I’m sure there are immoral and lawbreaking abortion providers. As much as it would be nice to have a perfect system, it’s not. But really, should we ask them whether rape is a good thing? Or was that an analogy too far?

I’ve not even begun to overreach. To say “most serial killers were adopted” is to pay no attention to whatever the proportion is of serial killers to people who live useful, productive or even just plain blameless lives after being adopted, and hence to propose throwing a baby of unknown size out with the bathwater.

I mean, come on, if it’s shown that most street crime is committed by black sons of single mothers, is anyone seriously going to advocate forcible contraception for unmarried black women?

I can’t remember posting that; are you sure it was me? No big deal either way; I just don’t remember.

Robin

No, but it might be time to throw some resources at single black mothers, don’t you think?
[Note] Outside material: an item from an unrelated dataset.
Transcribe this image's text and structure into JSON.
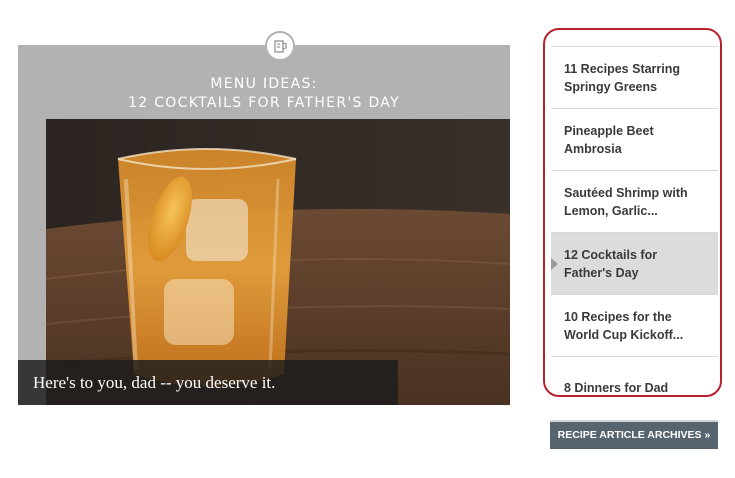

If, in fact, adoptees are severely overrepresented among serial killers, then that is worthy of investigation.

Why does it not? Now, if you were to say “most serial killers were adopted - therefore adoption is totally bad”, you’d be paying no attention to the good side. I don’t see any problem with saying that adoption tending to produce a higher percentage of serial killers (if true) is a bad thing about adoption.

But of course not, because we have lovely shiny evidence that criminal behaviour is not, in fact, related to skin colour. Thus we are left to assume that any tendency (if it exists) is more related to culture, upbringing, outside sources, and so on. We can’t do that with adoption, though, since all those things are going to be different. It may, in fact, be that the only thing in common adoptees have* is* that they are adopted.

Agreed. But it’s not good grounds for painting adoption as a social evil - and just as you speak of throwing resources at single black mothers, it would be a case for giving better support to adoptees (and perhaps adopters).